The label "axis of evil," of course, made for a punchy speech, causing a great stir in Washington, snorts of derision in Europe and near panic in Seoul, where President Kim Dae-jung has been trying through his "Sunshine Policy" to ease the frightening standoff in which a million troops have faced each other for half a century across a deserted strip of land 2 1/2 miles wide and 150 miles long. President Bill Clinton called it the most dangerous place in the world.

The fact that North Korea, were it to launch an attack against the South, would face quick and total defeat is small consolation to South Koreans, who recognize that their modern capital would first be devastated by artillery fire, with projections of hundreds of thousands of casualties.

Bush is right, of course, to be impatient at the lack of North Korea's positive response to Kim's peace initiatives. For the South, engagement so far has been all give with no get, and many South Koreans share Bush's frustration.

Indeed, it is altogether possible that Bush's initial tough approach to North Korea, much as it humiliated Kim on his first Washington visit, will finally convince Pyongyang that if extortion — collecting fuel oil and nuclear power plants for promises to retire weapons systems — was its game, the game is up.

But in Asia, where "face" is paramount, no amount of angry threats and taunts are likely to thaw the icy hostility of the North.

That truth may have dawned on Bush as he found himself a short distance from the Korean demilitarized zone, faced with delivering a speech a bit beyond his verbal agility:

• Because the North Koreans regarded his "axis of evil" speech as a virtual declaration of war, Bush was obliged to pledge that the United States has "no intention of attacking" their territory.

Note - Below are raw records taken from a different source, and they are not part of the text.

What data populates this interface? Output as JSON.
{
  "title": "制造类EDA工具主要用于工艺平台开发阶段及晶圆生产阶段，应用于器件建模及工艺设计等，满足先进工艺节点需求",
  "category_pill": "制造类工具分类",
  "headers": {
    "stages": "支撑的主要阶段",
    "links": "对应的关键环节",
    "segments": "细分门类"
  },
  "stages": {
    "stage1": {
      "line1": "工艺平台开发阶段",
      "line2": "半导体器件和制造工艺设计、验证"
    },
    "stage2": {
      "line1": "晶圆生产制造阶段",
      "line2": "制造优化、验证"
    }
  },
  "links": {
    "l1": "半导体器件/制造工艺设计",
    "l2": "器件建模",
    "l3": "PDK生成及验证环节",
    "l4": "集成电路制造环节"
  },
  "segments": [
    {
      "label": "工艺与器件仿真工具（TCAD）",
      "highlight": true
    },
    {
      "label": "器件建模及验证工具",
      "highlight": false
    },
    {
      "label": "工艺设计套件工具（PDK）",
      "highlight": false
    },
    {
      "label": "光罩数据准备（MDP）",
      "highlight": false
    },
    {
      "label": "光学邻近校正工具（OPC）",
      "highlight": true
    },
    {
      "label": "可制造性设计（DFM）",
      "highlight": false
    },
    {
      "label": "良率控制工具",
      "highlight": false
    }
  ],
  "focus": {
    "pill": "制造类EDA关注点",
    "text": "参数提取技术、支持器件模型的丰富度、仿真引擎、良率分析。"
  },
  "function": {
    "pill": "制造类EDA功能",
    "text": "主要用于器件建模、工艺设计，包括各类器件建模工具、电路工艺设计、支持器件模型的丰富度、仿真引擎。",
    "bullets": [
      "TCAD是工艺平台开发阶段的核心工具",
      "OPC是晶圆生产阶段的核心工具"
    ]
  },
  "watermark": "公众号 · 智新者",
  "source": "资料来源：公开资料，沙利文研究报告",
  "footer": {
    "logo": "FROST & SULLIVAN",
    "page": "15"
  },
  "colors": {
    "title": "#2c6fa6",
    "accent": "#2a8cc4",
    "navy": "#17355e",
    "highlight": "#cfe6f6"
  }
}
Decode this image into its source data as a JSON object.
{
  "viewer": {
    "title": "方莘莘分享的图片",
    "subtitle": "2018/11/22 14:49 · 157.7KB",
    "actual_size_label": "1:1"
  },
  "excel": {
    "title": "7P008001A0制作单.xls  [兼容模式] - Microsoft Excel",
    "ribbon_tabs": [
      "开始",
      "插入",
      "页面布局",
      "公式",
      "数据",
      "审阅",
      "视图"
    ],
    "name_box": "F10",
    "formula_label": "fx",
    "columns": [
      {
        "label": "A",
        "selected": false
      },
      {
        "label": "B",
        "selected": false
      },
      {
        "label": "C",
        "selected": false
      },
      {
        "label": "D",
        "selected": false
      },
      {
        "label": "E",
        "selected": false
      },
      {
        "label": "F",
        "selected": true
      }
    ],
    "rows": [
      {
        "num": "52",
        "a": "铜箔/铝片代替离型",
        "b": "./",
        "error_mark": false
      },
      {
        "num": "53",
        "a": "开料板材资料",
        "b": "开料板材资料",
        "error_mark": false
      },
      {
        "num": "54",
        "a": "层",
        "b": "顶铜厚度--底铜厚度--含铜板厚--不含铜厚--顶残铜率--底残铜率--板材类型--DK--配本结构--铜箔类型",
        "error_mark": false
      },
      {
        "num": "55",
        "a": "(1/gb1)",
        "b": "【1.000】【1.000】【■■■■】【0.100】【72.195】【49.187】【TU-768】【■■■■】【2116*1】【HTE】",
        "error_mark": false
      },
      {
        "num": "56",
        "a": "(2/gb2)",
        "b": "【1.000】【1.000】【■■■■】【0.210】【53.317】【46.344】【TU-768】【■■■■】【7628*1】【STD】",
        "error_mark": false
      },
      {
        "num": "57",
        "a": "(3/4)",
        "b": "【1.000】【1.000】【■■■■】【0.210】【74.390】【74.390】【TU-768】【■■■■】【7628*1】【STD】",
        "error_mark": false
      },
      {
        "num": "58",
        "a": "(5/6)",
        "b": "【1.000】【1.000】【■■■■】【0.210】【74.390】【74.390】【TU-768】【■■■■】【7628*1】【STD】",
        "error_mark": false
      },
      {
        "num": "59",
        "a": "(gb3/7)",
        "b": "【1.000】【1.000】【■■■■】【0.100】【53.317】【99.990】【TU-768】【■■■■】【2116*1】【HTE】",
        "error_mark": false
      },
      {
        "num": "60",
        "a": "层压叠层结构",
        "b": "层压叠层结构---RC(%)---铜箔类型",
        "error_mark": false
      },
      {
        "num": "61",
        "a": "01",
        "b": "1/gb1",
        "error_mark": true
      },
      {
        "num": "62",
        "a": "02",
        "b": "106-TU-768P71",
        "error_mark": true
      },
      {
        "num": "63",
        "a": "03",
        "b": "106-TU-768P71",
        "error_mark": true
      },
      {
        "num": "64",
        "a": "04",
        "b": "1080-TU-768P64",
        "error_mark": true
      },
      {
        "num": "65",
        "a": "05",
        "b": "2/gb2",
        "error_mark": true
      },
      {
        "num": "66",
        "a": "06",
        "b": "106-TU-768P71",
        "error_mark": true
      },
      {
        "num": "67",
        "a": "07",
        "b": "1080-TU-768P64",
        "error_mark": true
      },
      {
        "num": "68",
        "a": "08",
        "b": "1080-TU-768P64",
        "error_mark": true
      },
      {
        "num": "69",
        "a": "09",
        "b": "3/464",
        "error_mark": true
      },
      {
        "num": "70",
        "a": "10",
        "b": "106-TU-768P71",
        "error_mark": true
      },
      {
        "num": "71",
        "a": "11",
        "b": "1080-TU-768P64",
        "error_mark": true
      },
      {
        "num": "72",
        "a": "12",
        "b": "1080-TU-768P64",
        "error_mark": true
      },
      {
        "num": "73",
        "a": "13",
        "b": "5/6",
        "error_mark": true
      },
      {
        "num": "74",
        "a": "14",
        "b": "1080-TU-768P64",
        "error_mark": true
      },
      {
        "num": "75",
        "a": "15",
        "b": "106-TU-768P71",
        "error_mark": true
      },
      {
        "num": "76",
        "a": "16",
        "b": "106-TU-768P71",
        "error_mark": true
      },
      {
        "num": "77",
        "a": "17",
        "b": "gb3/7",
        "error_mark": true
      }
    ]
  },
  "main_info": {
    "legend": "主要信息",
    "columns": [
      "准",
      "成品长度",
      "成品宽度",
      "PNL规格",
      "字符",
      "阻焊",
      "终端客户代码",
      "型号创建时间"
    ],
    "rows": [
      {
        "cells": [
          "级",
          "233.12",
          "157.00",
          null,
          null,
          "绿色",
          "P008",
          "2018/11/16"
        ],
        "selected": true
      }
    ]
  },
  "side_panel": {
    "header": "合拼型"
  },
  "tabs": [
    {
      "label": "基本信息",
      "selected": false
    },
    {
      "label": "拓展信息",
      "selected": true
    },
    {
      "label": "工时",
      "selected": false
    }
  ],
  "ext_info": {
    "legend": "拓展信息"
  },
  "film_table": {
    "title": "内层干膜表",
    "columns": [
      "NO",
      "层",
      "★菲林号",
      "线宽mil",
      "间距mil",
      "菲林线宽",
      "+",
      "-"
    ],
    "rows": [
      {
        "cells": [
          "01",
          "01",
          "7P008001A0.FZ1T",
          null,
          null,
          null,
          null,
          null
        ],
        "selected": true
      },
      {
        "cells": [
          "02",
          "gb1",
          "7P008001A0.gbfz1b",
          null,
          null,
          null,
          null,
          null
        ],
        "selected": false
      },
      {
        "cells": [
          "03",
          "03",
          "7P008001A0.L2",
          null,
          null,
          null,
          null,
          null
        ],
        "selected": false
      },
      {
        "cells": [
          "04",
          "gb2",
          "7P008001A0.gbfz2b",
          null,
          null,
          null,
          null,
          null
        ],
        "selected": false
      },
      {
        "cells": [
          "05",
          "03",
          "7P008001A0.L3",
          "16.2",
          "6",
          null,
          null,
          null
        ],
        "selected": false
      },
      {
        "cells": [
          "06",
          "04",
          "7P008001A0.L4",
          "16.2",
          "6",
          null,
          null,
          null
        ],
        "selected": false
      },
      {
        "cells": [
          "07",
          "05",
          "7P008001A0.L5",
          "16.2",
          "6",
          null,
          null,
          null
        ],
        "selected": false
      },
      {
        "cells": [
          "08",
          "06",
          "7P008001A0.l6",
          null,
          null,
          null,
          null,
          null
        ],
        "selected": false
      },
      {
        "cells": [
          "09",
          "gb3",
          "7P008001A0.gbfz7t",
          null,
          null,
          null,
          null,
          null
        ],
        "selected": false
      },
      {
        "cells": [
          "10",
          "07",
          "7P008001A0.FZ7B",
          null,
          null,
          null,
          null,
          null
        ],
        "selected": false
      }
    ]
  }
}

• Because South Koreans are yearning for peace and reunification on their peninsula, they needed to hear Bush say that despite his hostile tone, he is ready for talks with Pyongyang any time, any place.

• And because many of them serve as a "tripwire" near the DMZ, the 37,000 U.S. troops in Korea wanted to hear what it means for them when Bush targets North Korea for the next phase of his drive to wipe out terrorism.

No president is that nimble, and no speechwriter's phrase — no matter how catchy — is worth the headaches it has brought to the administration's Korea policy. (It also is a setback for hopes of an opening with Iran.)

So what compelled Bush to give birth to the "axis of evil"? Is it a PR device calculated to rally the domestic audience to stay the course in the coming war against terrorism, wherever that leads, with international ramifications either miscalculated or ignored?

Or could it suggest something as simple as a paucity of vocabulary? Sure, a regime that starves its children while feeding a massive army is evil, but so are child molesters, rapists and drug dealers. The best description of North Korea Bush could come up with after peering across the DMZ into North Korea was "despotic," rather like some bosses and mothers-in-law.

Far more constructive, and hopeful, than any ad-hominem attack is Bush's offer at week's end to work with Chinese President Jiang Zemin to open negotiations with Pyong-yang. As China has emerged from the madness of the Cultural Revolution, it is best able to show Pyongyang a way out. Bush should also seek intermediaries to approach Iran, which is nearly as poor a fit in his "axis of evil" as is North Korea.